The Bill as currently framed would allow judicial review to be brought. That has been used by people to challenge decisions of the Secretary of State in other contexts from abroad. We frequently receive challenges of this nature from individuals abroad in relation to the use of other powers. It is important to recognise that.

Amendments 18 to 20, tabled by the hon. Member for Walsall North (Mr Winnick), go even further than the amendments tabled by the Opposition Front Bench, and would give the courts the power to impose a TEO following an application from the Secretary of State. The Government do not consider these amendments to be appropriate for the reasons I have outlined. I highlight to the House that requiring the Secretary of State to apply to the courts before a TEO can be made could create undue delay and decrease the operational value of the power. It is sometimes important that we are able to act quickly to obtain the maximum benefit from the operation of the powers, to meet the goal of keeping the British public safe from terrorism.

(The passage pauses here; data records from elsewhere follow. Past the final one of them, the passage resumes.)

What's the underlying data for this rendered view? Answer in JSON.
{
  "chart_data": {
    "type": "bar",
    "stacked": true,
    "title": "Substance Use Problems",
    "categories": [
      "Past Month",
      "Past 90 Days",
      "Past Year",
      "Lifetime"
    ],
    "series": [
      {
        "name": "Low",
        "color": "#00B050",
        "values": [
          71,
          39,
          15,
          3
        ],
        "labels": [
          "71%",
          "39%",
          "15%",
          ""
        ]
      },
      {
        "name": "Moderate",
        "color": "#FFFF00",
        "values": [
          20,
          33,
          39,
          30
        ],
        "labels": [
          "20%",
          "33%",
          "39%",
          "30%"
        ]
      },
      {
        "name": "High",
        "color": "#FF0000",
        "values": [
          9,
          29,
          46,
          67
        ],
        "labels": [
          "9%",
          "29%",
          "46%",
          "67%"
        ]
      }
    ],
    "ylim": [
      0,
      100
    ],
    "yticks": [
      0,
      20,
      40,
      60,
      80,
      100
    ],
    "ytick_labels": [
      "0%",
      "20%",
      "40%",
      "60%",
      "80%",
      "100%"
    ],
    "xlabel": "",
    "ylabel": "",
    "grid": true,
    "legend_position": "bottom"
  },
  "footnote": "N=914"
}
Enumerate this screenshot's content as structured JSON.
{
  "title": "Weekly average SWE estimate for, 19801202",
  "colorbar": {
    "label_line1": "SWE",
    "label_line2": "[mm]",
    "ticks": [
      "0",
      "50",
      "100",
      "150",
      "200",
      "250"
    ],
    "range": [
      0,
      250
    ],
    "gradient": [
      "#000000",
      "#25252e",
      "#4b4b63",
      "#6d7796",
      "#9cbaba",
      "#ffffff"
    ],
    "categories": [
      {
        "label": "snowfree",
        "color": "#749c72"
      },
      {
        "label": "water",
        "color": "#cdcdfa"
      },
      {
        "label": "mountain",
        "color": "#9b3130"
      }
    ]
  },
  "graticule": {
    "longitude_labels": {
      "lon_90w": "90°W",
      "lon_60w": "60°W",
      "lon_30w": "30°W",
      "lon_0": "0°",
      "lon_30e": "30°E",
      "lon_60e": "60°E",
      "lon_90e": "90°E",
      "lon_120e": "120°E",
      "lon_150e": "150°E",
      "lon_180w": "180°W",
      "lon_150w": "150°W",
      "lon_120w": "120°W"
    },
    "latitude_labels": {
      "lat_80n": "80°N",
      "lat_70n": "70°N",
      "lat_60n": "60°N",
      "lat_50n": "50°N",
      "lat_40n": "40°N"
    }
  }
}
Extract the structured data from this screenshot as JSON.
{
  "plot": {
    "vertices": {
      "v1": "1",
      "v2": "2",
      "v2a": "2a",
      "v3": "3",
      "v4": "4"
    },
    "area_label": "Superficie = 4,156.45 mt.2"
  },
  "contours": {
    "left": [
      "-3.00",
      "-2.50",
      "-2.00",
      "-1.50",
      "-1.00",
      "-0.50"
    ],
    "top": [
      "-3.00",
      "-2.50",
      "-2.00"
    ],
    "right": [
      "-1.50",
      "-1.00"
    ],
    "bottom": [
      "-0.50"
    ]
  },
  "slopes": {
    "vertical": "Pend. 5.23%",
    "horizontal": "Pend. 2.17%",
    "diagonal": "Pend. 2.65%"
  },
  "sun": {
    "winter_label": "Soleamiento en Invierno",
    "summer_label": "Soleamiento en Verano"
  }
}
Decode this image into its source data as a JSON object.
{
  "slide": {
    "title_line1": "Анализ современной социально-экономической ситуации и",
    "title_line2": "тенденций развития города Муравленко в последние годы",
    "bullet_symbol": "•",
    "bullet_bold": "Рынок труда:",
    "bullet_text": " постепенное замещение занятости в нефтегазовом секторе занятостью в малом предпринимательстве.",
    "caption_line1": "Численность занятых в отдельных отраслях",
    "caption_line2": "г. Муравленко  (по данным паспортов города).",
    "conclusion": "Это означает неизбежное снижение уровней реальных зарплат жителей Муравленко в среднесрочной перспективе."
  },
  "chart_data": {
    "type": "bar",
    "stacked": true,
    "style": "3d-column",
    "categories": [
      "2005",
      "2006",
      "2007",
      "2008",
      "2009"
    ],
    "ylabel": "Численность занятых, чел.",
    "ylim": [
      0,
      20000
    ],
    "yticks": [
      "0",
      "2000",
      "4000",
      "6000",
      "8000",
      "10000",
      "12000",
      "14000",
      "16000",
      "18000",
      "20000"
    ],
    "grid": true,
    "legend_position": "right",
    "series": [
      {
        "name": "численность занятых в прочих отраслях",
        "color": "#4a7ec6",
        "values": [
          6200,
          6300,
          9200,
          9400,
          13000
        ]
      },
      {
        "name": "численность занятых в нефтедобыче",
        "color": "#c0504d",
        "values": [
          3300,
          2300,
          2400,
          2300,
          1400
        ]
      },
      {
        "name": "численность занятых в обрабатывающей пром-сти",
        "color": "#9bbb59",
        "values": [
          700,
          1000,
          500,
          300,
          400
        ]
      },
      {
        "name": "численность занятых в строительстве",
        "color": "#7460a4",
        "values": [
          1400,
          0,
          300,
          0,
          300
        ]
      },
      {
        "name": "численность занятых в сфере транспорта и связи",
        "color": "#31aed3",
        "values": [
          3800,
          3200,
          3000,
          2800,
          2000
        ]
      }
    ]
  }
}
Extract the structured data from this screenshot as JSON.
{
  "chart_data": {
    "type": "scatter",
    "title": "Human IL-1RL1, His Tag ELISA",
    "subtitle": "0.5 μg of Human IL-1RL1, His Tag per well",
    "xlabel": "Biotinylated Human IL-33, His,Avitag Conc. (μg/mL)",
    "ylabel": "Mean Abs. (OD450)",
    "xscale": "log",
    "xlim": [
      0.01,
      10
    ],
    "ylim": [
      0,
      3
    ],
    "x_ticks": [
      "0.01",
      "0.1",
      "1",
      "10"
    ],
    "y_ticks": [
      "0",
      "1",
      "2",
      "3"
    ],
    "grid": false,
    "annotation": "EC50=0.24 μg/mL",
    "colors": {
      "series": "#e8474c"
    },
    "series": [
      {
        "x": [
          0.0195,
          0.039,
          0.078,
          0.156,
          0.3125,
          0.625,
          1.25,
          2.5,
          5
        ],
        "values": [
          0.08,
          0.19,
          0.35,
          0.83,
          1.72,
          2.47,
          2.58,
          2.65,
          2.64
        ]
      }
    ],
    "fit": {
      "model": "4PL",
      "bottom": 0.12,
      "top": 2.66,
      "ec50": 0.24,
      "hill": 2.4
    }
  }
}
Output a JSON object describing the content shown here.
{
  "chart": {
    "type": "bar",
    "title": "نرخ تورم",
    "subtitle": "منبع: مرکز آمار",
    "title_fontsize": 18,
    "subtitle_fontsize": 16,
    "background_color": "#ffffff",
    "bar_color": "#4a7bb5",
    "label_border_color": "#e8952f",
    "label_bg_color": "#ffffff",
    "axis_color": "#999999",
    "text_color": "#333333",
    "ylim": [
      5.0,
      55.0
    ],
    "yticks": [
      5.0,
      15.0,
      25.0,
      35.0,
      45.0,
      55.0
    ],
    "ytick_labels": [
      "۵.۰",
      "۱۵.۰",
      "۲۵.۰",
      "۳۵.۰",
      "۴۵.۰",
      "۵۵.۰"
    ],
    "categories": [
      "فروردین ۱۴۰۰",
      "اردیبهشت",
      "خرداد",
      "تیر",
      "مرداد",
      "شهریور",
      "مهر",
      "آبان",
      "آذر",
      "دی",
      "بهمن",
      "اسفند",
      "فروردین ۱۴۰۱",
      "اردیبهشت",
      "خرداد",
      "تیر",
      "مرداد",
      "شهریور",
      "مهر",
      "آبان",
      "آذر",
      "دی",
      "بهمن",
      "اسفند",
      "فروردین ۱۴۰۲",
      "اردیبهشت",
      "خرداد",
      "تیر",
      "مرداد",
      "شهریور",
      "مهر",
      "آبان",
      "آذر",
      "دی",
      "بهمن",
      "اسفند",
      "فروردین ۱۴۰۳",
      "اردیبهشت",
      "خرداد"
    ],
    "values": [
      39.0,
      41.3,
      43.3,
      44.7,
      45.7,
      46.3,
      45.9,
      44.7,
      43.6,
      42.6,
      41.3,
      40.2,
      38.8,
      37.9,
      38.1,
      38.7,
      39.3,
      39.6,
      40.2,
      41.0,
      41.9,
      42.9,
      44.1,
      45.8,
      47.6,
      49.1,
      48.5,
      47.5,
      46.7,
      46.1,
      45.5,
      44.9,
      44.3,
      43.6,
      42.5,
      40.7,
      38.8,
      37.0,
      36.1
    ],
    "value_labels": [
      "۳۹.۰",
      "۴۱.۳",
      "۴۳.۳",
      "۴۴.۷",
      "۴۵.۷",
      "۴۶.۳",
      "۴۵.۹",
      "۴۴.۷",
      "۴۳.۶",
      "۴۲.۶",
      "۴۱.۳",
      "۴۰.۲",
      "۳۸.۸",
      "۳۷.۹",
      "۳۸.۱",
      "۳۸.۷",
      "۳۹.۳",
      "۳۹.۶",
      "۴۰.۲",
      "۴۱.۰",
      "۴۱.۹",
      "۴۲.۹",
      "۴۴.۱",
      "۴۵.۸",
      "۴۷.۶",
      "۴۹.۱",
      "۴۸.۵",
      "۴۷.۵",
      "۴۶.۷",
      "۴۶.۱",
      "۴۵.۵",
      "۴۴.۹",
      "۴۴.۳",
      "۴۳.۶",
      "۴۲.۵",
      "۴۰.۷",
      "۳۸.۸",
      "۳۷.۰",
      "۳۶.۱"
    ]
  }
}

The Government are committed to the appropriate and proportionate use of the temporary exclusion power, but I note the views of David Anderson, the independent reviewer of counter-terrorism legislation. I have a great deal of respect for him and the contributions he has made on a range of matters, including the issue of judicial oversight of the process of granting a temporary exclusion order. Although this issue arises at a late stage in the Bill’s passage through this House, it is important, as has been reflected in many of the contributions. The House has not had the chance properly to consider the Opposition amendments. I hope they will be minded to withdraw them at this stage, and I can assure the House that the Government will look very carefully at the constructive suggestions from David Anderson and return to this issue in the other place.

On a point made by my hon. Friend the Member for Cities of London and Westminster (Mark Field), the Government have listened to the arguments made both in Committee and—with, I think, sincerity—in today’s debate, and also to the comments of David Anderson. I can give my hon. Friend the assurance that we will reflect on them and that the next stage when we would be able to respond to them is in the other place. No discourtesy is intended. Rather, we want to get this right and to reflect on the views that have been put forward. That is why I judge that this is the most appropriate way of addressing the issues highlighted today.